• Question: When and how did you first become interested in becoming a scientist?

    Asked by ellie12 to Jamie, Jodie, Kat, Mark, Niamh on 14 Mar 2011 in Categories: .
    • Photo: Mark Hill

      Mark Hill answered on 11 Mar 2011:


      It is very important to have good, inspired teachers. My biology teacher David Porter, was mad about biology and was a very keen entomologist. He was so enthusiastic in class that we couldn’t stop him when the bell went off. For those that showed an interest, he worked very hard to explain things and this enthusiasm rubs off.

      I am now really keen on all science and I am now lucky enough to be involved in forensic science, at the live-scene’ end and the investigative and analytical end as well. Likewise, if someone is interested in my job, particularly at a collision scene, once the fire and ambulance crews have left, then I will often ‘walk’ press reporters, or other interested people, through the scene and explain how the collision happened, and how I can tell if a car was braking, from light bulb distortion, skid marks, shoe marks on pedals, whether seat belts were worn at the time, and many other things.
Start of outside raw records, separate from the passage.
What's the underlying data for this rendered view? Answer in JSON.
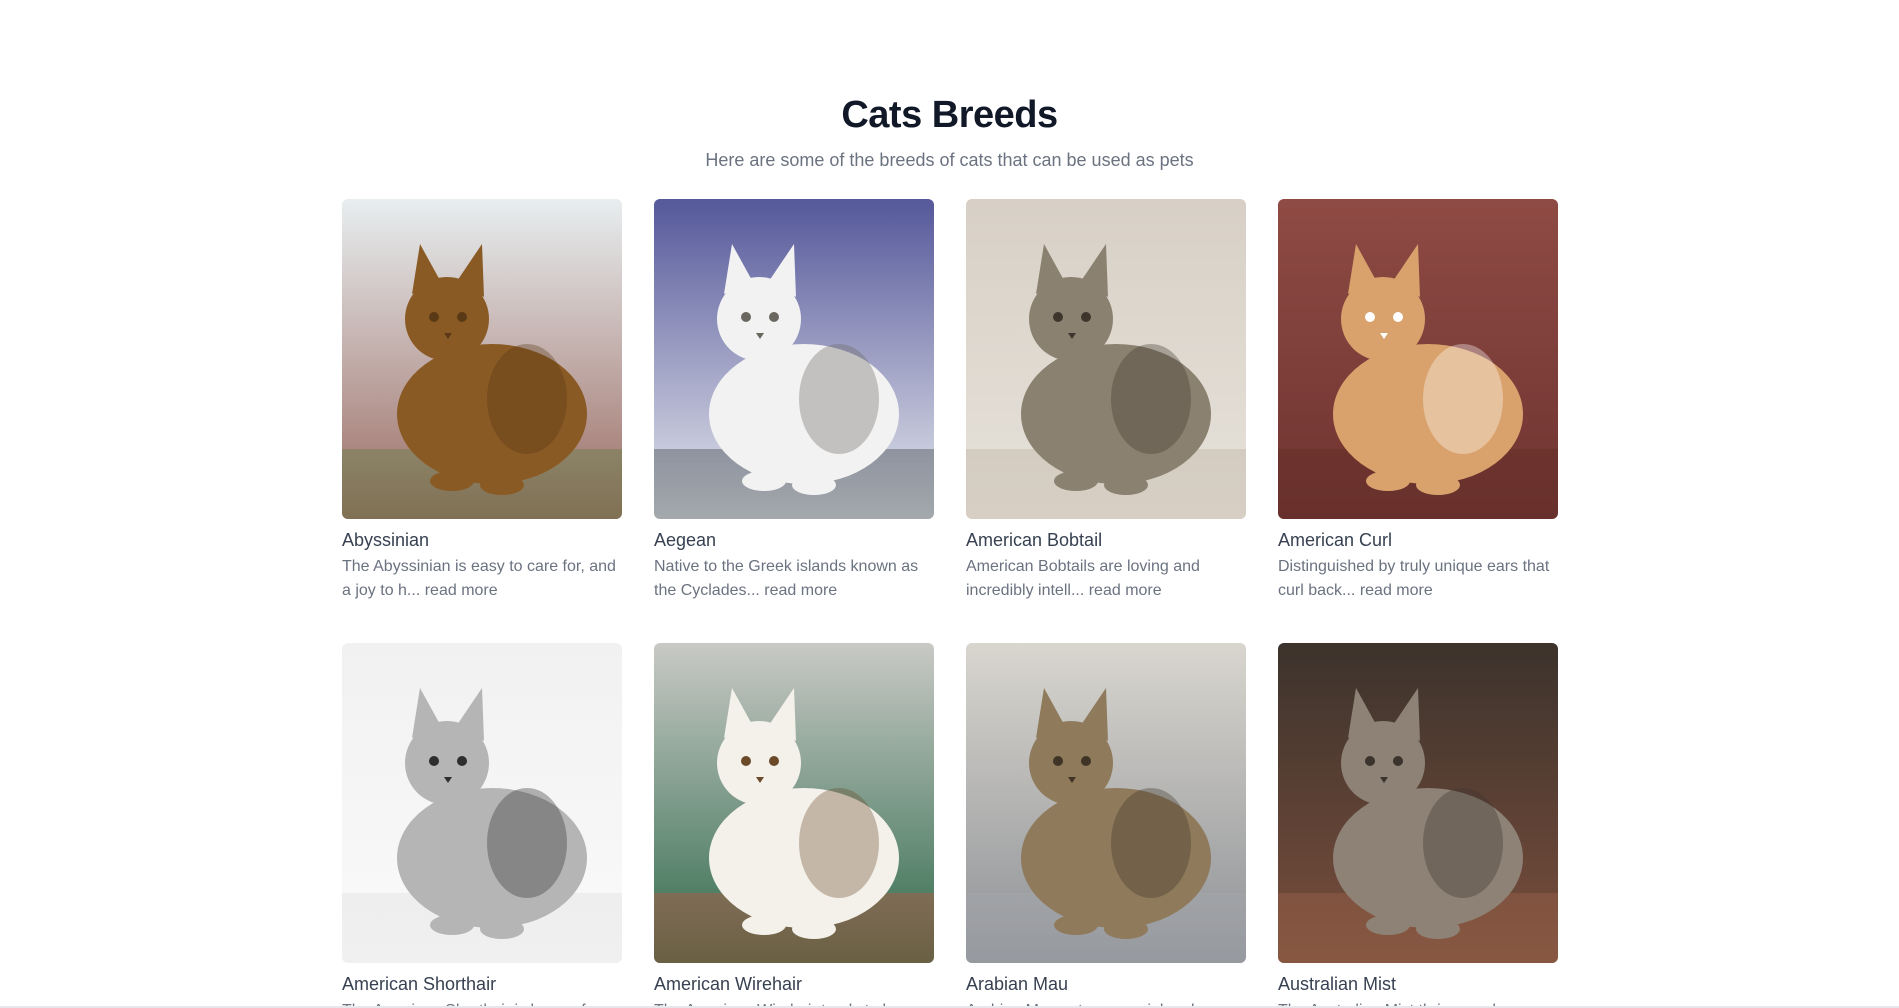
{
  "header": {
    "title": "Cats Breeds",
    "subtitle": "Here are some of the breeds of cats that can be used as pets"
  },
  "read_more_label": "read more",
  "breeds": [
    {
      "name": "Abyssinian",
      "description": "The Abyssinian is easy to care for, and a joy to h...",
      "photo": "abyssinian-cat-photo",
      "colors": {
        "bg_top": "#e8eef0",
        "bg_bottom": "#9b6b62",
        "cat": "#8a5a24",
        "cat_dark": "#5a3a16",
        "accent": "#4f7a3a"
      }
    },
    {
      "name": "Aegean",
      "description": "Native to the Greek islands known as the Cyclades...",
      "photo": "aegean-cat-photo",
      "colors": {
        "bg_top": "#55589a",
        "bg_bottom": "#e7e9ee",
        "cat": "#f2f2f2",
        "cat_dark": "#6b6760",
        "accent": "#243030"
      }
    },
    {
      "name": "American Bobtail",
      "description": "American Bobtails are loving and incredibly intell...",
      "photo": "american-bobtail-cat-photo",
      "colors": {
        "bg_top": "#d8d0c6",
        "bg_bottom": "#e6e2da",
        "cat": "#8b8170",
        "cat_dark": "#3e362c",
        "accent": "#b9ad9c"
      }
    },
    {
      "name": "American Curl",
      "description": "Distinguished by truly unique ears that curl back...",
      "photo": "american-curl-cat-photo",
      "colors": {
        "bg_top": "#8f4a44",
        "bg_bottom": "#6e3430",
        "cat": "#d9a26c",
        "cat_dark": "#ffffff",
        "accent": "#5e2a26"
      }
    },
    {
      "name": "American Shorthair",
      "description": "The American Shorthair is known for its...",
      "photo": "american-shorthair-cat-photo",
      "colors": {
        "bg_top": "#f1f1f1",
        "bg_bottom": "#fafafa",
        "cat": "#b5b5b5",
        "cat_dark": "#2e2e2e",
        "accent": "#dcdcdc"
      }
    },
    {
      "name": "American Wirehair",
      "description": "The American Wirehair tends to be a...",
      "photo": "american-wirehair-cat-photo",
      "colors": {
        "bg_top": "#c9c9c6",
        "bg_bottom": "#2f6b4b",
        "cat": "#f4f1ea",
        "cat_dark": "#6b4a2a",
        "accent": "#d84a36"
      }
    },
    {
      "name": "Arabian Mau",
      "description": "Arabian Mau cats are social and...",
      "photo": "arabian-mau-cat-photo",
      "colors": {
        "bg_top": "#d9d6cf",
        "bg_bottom": "#8e9196",
        "cat": "#8f7a5c",
        "cat_dark": "#3f3426",
        "accent": "#a7aab0"
      }
    },
    {
      "name": "Australian Mist",
      "description": "The Australian Mist thrives on human...",
      "photo": "australian-mist-cat-photo",
      "colors": {
        "bg_top": "#3c332c",
        "bg_bottom": "#7a4e3c",
        "cat": "#8d8275",
        "cat_dark": "#3b342e",
        "accent": "#a26a4e"
      }
    }
  ]
}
It is really quite simple.

      All you need is someone who is enthusiastic, a teacher, or scientist, and someone who is interested and wants to learn. You being on this web-site tells me that you do have good, enthusiastic teachers, so good luck if you choose to work in science. It’s all around us. Mark.
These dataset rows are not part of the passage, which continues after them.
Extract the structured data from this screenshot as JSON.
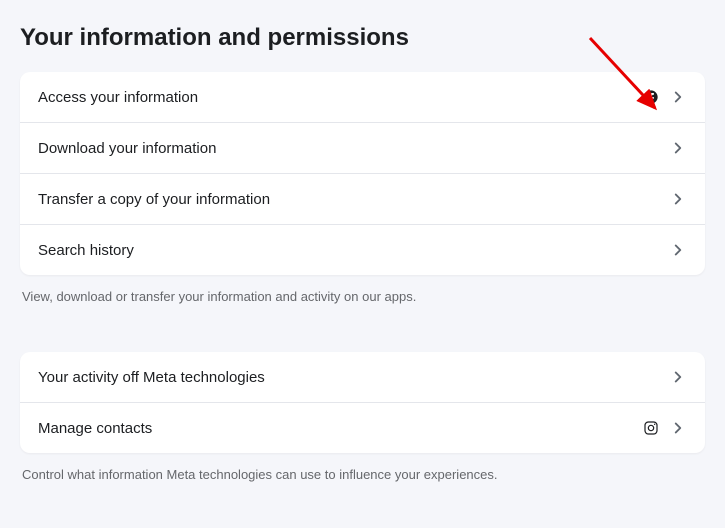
{
  "page": {
    "title": "Your information and permissions"
  },
  "section1": {
    "rows": [
      {
        "label": "Access your information",
        "platform_icon": "facebook"
      },
      {
        "label": "Download your information"
      },
      {
        "label": "Transfer a copy of your information"
      },
      {
        "label": "Search history"
      }
    ],
    "helper": "View, download or transfer your information and activity on our apps."
  },
  "section2": {
    "rows": [
      {
        "label": "Your activity off Meta technologies"
      },
      {
        "label": "Manage contacts",
        "platform_icon": "instagram"
      }
    ],
    "helper": "Control what information Meta technologies can use to influence your experiences."
  }
}
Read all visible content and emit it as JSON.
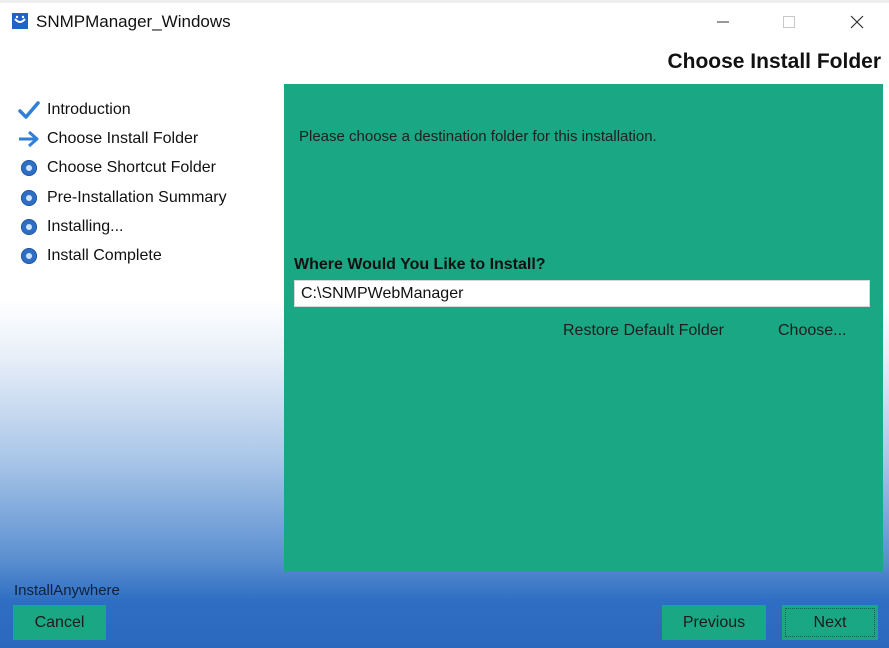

    • Photo: Katherine Davies

      Katherine Davies answered on 11 Mar 2011:


      Hi Ellie

      I started to enjoy science at secondary school. I liked asking ‘why’ a lot, and was fascinated by DNA and how it worked. I watched a few ‘forensic detective’ programmes, found them interesting and though ‘I would like to do that’; make a real difference to people’s lives and society.

      Kat

    • Photo: Niamh Nic Daeid

      Niamh Nic Daeid answered on 11 Mar 2011:


      Both of my parents were scientists. My mum is a botanist (she’s now a forensic scientist who specialises in fire scene investigation and runs her own company) and my dad was a chemist who also became a fire investigator. So I guess I was always surrounded by science.

    • Photo: Jamie Pringle

      Jamie Pringle answered on 11 Mar 2011:


      When I was on a family holiday to NW Scotland when I was around 10 year old, and I was wondering why the farm track had big lumps of Rose Quartz (pink mineral) in them and we didnt have any back in Norfolk. Geology was the answer – and I became interested in that and then moved into forensics, weird eh!
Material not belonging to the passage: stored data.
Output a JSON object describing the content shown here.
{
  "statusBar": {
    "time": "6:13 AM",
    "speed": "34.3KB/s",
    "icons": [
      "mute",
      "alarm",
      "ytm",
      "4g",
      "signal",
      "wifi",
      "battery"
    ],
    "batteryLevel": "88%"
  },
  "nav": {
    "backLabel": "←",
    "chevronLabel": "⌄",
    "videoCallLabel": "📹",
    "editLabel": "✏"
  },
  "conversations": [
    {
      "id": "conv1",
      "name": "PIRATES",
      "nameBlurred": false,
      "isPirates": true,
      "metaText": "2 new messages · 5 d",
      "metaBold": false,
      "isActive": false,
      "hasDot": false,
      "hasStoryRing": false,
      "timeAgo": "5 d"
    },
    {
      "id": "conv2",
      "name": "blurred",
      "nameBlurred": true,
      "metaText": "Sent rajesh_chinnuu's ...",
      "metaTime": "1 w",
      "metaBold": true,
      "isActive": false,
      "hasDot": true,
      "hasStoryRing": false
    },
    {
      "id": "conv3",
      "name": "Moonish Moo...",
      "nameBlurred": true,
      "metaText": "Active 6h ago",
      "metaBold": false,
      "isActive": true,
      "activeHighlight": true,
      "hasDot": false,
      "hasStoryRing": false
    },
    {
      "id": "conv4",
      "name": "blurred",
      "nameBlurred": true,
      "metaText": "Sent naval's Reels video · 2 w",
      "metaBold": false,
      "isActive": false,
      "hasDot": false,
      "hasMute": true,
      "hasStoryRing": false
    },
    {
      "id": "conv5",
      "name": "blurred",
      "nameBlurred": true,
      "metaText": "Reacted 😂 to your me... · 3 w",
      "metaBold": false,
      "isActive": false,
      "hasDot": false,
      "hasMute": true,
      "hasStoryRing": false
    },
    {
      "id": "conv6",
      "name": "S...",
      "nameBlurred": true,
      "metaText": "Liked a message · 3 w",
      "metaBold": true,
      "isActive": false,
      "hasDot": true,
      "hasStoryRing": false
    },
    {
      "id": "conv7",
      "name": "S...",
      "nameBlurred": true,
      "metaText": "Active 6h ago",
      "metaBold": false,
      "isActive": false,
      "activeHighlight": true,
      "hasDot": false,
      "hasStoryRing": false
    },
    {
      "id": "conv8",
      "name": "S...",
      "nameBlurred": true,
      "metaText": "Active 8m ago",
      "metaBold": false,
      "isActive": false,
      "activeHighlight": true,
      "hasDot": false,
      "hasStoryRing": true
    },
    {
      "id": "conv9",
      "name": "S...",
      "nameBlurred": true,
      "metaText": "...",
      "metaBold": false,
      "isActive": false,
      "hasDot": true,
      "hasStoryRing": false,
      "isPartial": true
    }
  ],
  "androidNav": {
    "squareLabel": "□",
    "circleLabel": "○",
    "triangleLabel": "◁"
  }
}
    • Photo: Jodie Dunnett

      Jodie Dunnett answered on 14 Mar 2011:


      To be honest, I’m not really sure. When I was at school I was always really interested in the science subjects I studied plus I found I was good at them so it made it an easy decision when choosing the A-levels I did (biology, chemistry, maths and physics). After my A-levels, I wanted to do a degree in something I enjoyed and forensic science enabled me to do that as it employed all of the sciences that I had previously studied.